Tom Maakestad works and lives in Marine on St. Croix, Minnesota, where he has maintained a studio for the past 16 years. Raised among a neighborhood of farmers and surrounded by a vibrant artistic and intellectual community in Northfield, Minnesota, Tom has always been drawn to the hills and valleys of this lush, Midwestern region. He credits his most recent paintings – the rural landscape as seen from an aerial perspective – to his interest in flight, cultivated by frequent international travel as a representative for a national printing and publishing firms.

Tom’s work is collected throughout the United States and overseas. Four of his paintings were purchased by the U.S. State Department for the U.S. Ambassador’s Residence in Oslo, Norway.
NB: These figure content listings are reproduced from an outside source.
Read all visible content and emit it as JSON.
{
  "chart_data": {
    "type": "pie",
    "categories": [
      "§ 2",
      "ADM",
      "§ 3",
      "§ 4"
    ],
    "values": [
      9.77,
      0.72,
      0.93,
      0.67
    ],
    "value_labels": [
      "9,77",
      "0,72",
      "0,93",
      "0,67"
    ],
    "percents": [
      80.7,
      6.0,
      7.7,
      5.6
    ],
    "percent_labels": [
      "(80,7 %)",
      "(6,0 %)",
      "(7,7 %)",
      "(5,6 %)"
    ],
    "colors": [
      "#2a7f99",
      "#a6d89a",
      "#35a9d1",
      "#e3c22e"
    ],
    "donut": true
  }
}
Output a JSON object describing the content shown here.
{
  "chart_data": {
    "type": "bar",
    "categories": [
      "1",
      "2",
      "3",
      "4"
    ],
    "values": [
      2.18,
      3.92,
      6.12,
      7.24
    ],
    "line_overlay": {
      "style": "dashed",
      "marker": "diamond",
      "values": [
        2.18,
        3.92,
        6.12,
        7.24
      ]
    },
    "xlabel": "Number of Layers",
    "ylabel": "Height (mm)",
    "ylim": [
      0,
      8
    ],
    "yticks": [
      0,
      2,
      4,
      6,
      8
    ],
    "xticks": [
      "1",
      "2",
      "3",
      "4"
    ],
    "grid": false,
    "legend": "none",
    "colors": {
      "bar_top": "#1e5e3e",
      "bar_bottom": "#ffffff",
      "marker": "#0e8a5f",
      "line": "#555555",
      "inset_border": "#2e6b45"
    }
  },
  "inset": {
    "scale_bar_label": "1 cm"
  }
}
View Tom Maakestad’s recent exhibition here.

Artist Statement:

In my new work, aerial and ground level perspectives of the landscape are combined, redefining traditional perceptions of landscape painting. This change in perspective has challenged and informed my approach, both in the field and in the studio. Seeing the landscape from above presented a paradox. Nature’s topography and a century-old agricultural grid are set against the possibly ephemeral intrusions of contemporary life: highways, railways, barge traffic, river channels, power plants and bridges. In some ways, I found these intrusions enhanced my compositions. Their pronounced definition can create a sense of organization, though in reality, on the ground, we know their existence is complex and potentially freighted with risk.

In this series, I am interested in how we have inserted ourselves in the landscape through various means of transportation, technology and industry. This relationship can be a tenuous one. Hopefully, the viewer has cause to wonder whether this exhibition is a celebration of the Minnesota landscape or a homage to a place that will likely be very different in generations to come.

Creating art, for me, always incorporates distilling visual information and experimenting with techniques and processes that best serve the imagery. This exhibition is supported by a 2014 Minnesota State Arts Board Artist Initiative Grant which provided me the flight time I needed to collect aerial imagery and allowed me to experiment with different painting materials. I was eager to learn more about the ways in which surfaces and different mediums interact. It is intriguing to discover that slight differences in canvas quality can have a dramatic effect on the eventual outcome of an oil painting. During a recent visit to the Picasso Museum in Barcelona, I noticed a series of oil paintings of pigeons roosting on Picasso’s balcony in Nice. These were painted on a high-quality portrait canvas, causing the oils to sit on top of the surface as opposed to absorbing into the fabric. This subtle difference in application is of particular interest to me, and one that I have explored with this series of work.